De l’éden à l’enfer écologique

Avec ce thriller palpitant qui emprunte aux classiques de l’espionnage, le lauréat du Goncourt 2001 fait du bioterrorisme un thème littéraire.

Publié le 5 mars 2007 Lecture : 2 minutes.

Le dernier livre de Jean-Christophe Rufin est un thriller écologique passionnant. Paul et Kerry, deux anciens agents secrets américains travaillant pour une société privée, se lancent dans une enquête apparemment banale. Un laboratoire polonais a été vandalisé par un groupe de défense des animaux.
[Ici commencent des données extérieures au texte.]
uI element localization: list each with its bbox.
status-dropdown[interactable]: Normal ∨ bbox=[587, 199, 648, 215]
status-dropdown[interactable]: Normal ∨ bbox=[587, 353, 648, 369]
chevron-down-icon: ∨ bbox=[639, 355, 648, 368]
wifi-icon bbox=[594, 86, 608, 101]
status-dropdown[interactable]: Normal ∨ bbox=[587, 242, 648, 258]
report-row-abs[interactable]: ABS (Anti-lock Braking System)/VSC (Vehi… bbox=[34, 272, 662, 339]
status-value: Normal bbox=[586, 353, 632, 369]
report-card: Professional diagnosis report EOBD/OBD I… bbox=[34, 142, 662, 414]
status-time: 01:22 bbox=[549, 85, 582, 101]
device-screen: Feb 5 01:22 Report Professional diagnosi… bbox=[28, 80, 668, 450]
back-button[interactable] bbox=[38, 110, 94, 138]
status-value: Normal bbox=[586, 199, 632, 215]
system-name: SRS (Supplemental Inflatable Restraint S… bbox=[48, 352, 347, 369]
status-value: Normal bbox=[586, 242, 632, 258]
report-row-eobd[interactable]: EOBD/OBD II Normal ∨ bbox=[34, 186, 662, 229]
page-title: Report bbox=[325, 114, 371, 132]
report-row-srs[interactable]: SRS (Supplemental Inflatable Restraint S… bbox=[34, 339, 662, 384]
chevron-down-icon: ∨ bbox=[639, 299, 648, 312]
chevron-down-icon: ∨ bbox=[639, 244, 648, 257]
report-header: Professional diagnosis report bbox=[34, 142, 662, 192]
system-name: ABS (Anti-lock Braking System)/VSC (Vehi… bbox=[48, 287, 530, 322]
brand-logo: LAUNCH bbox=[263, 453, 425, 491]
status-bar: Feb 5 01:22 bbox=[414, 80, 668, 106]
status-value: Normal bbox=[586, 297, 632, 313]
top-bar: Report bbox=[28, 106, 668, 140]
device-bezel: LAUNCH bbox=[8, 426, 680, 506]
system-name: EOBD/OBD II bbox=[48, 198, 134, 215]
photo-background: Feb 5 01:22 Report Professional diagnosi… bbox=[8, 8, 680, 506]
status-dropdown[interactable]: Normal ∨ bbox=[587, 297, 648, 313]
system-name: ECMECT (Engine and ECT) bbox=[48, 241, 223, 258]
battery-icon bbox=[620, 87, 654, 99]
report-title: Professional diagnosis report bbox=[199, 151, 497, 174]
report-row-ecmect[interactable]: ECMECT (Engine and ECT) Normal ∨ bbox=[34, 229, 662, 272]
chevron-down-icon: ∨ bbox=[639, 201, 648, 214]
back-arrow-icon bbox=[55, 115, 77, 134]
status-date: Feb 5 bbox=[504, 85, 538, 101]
Cette histoire va les plonger brutalement dans l’univers de l’écologie radicale, un courant relativement méconnu en France, où les écologistes sont « plutôt de braves gens qui ne rêvent que d’être ministre ». À travers le personnage de Juliette, jeune militante française et naïve, Rufin dresse le portrait du courant écologique humaniste, qui considère qu’il faut protéger la nature pour faire le bonheur de l’homme. Dans la peau de l’inquiétant Ted Harrow, qui va prendre Juliette sous sa coupe, on découvre la face obscure de l’engagement vert.
Ted Harrow prône en effet une écologie menée contre les hommes, l’être humain n’étant qu’une espèce parmi d’autres, qui s’est approprié tous les pouvoirs et tous les droits, et qu’il faut remettre à sa place Ceux qu’il faut éradiquer : les pauvres, accusés de détruire l’environnement. « La nature, ce n’est pas le respect de la vie. C’est l’uvre de la mort. Chacun tue et est tué. L’équilibre, c’est l’harmonie des prédateurs. Protéger la nature, c’est savoir qui il faut faire mourir », explique-t-il. Chantre du terrorisme écologique, ce personnage fait froid dans le dos et la postface de l’auteur n’a rien de rassurant. « Les événements qui constituent la trame de ce roman, s’ils ne sont pas véridiques, ne me paraissent pas non plus, hélas, invraisemblables. En tout cas, ils alertent sur un risque bien réel, que chaque grande conférence internationale consacrée à l’avenir de la planète fait resurgir : la mise en accusation des pauvres, considérés non comme un enjeu de justice et de solidarité mais comme une menace. »
Rufin met en garde : « Malthus n’est pas mort, lui qui voyait dans les disettes et les épidémies le mécanisme naturel qui régule la population et, en la réduisant, l’adapte aux ressources disponibles. » Le parfum d’Adam est un ouvrage redoutablement documenté et toutes les citations concernant l’écologie radicale sont exactes, tirées de textes et de discours précis. Les extrémistes verts, s’ils sont encore relativement peu actifs en Europe, sont pris très au sérieux de l’autre côté de l’Atlantique : « Le FBI a été jusqu’à considérer que l’écoterrorisme constituait la deuxième menace aux États-Unis, derrière le fondamentalisme islamiste », rappelle l’auteur. Outre la découverte de ce courant de pensée, le lecteur est emporté par une plume pleine de suspense dans un tour du monde haletant : désert du Colorado, Autriche, Cap-Vert, Afrique du Sud, France, Brésil, Suisse C’est un roman d’espionnage et d’aventure qui se dévore d’une traite.